The bar pathway is similar to a Barbell Row where you pull the weight toward your navel with elbows traveling toward your lats.

III. Gentlemen, We Have Lift Off!

  • Once the bar touches your chest, exhale and forcefully press it straight up;
  • When locking out, do not lift your shoulders off the bench;
  • Re-rack the weight or perform the next rep

Forget what the so-called gurus will tell you about pressing the bar toward the rack or following an “S” pattern. It’s simple physics.

The shortest distance between 2 points is a straight line. Just press the barbell straight up and be done with it.

Creating An Effective Bench Press Program For Strength

The first thing you need to do is to establish a baseline number and this is usually the heaviest Bench Press you can do for 1 rep.

Bench Press

Correct form during bench press is essential to get the most of our this powerful exercise

If you do not have an idea of your best effort in the Bench Press, there are 2 ways to estimate your 1-rep maximum:

1. Find the weight you can perform 1-2 reps more than indicated. For example, if you can bench press 60 kilos for 7-8 reps, use 60 kilos for your working weight in the 6 sets x 6 reps range.

2. The National Strength Coaches Association or NSCA formula:

Best weight for 3 reps x 3 reps = Y;
Y x 0.033 = Z
Z + Best weight for 3 reps = Estimated Best 1-rep max

For example, if the best you can rep for 3 is 80 kilos then:

80 kilos x 3 = 240;
240 x 0.033 = 7.92
7.92 + 80 kilos = 87.92

Your estimated 1-rep maximum in the Bench Press is 88 kilos.

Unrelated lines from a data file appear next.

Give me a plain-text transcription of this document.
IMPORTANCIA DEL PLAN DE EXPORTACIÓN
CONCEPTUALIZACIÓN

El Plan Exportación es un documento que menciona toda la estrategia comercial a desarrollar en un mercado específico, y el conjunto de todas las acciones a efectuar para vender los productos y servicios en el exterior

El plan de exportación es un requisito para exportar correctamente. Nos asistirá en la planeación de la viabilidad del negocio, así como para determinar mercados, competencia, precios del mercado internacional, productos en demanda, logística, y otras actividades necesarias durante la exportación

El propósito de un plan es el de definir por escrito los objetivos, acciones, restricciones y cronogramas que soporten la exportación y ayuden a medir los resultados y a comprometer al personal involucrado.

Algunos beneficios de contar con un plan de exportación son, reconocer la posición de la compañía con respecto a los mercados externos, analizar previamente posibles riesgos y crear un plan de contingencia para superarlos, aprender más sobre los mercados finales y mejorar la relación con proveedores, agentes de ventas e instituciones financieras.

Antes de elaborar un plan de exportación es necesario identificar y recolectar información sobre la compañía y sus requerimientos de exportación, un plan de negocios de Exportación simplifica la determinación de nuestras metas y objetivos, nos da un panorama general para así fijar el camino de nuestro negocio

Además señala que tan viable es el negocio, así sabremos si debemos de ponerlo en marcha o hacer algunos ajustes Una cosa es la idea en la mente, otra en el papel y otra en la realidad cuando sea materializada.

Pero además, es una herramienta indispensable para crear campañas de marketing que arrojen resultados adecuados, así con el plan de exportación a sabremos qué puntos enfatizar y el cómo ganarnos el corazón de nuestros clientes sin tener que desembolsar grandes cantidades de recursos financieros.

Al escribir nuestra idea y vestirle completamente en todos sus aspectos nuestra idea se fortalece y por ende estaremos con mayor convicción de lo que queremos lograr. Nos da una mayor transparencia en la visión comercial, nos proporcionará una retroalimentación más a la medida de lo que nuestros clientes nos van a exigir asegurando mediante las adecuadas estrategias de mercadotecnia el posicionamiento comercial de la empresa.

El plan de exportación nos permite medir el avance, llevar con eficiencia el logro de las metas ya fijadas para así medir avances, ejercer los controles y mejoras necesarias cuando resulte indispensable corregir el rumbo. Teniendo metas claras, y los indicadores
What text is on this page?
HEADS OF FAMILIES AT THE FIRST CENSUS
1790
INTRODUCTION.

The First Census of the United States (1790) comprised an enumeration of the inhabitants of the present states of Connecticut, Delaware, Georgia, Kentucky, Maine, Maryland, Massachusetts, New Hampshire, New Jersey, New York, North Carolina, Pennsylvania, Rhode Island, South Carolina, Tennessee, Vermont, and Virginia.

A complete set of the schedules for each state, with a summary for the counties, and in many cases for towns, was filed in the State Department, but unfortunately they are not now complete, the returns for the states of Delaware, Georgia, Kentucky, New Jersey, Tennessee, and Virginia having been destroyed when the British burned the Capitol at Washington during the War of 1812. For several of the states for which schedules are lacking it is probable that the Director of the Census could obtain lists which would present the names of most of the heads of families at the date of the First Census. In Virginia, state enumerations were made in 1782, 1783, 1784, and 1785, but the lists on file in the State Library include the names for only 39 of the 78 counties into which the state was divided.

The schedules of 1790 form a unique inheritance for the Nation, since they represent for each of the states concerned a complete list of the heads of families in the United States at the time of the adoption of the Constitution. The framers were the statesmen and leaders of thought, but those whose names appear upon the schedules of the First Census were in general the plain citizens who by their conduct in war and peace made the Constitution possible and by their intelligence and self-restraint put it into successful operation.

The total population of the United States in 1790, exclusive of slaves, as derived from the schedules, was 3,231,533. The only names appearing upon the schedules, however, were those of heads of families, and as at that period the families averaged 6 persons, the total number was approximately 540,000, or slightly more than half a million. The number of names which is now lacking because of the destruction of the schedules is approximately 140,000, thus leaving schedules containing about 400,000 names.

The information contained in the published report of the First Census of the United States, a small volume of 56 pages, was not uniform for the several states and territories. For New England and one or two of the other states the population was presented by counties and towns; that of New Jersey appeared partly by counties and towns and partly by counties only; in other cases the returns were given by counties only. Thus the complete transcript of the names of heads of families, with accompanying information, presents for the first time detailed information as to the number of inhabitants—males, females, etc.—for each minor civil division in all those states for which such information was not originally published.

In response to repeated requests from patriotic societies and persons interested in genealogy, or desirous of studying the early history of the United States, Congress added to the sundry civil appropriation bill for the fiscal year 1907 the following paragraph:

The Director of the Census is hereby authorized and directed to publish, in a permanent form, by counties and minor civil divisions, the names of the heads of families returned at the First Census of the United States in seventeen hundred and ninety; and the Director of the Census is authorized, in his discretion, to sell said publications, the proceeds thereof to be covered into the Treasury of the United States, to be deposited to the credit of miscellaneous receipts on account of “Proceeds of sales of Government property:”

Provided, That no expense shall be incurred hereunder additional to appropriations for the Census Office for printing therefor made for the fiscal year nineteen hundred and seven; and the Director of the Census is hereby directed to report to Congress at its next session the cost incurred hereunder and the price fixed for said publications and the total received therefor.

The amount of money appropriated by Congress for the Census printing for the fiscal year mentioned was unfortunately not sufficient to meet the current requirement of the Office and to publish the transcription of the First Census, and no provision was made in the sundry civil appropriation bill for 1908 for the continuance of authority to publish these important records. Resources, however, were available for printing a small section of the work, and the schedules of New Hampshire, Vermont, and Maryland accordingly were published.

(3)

Studies on the Bench Press have shown the ideal volume of work that produces the best strength gains average between 30 to 36 reps in total.

You can break the volume down into sets of 6, 7, 8 and 10 whereby the number of sets increase as the number of reps decrease.

Here is a sample program using this type of Pyramiding progression:

Week 1 Week 2 Week 3 Week 4
Percentage of 1-Rep Max: 70% 75% 80% 85%
Working Sets: 6 sets x 6 reps 7 sets x 5 reps 8 set x 4 reps 10 sets x 3 reps

A person who has a Bench Press best of 90 kilos will have a workout that looks like this:

Week 1 Week 2 Week 3 Week 4
Weight: 60 kilos 65 kilos 70 kilos 75 kilos
Working Sets: 6 sets x 6 reps 7 sets x 5 reps 8 set x 4 reps 10 sets x 3 reps

A few notes on the program:

• Do not tire yourself with the warm ups. Use a 10-5-3-2 rep progression to get ready for your working sets.  A good warm up would be 20 kilos x 10, 30 kilos x 5, 40 kilos x 3 and 50 kilos x 2.

• Rest 2-3 minutes between working sets.

As for assistance work, if you’re focusing on strength do not tire yourself out by doing too much after Bench Pressing. Your objective is to recover before your next workout.

You can consider these exercises as part of your assistance training after Bench Press:

1. Floor Press – 4 sets x 6 reps
2. Incline Dumbbell Press – 2 sets x 10 reps
3. Dips – 2 sets x 10 reps

Remember that as you get stronger, your muscles will get bigger. Focus on building strength and maintaining perfect form.

You will need to buy new clothes after 1-2 months to fit your bigger physique but the expense will be worth it.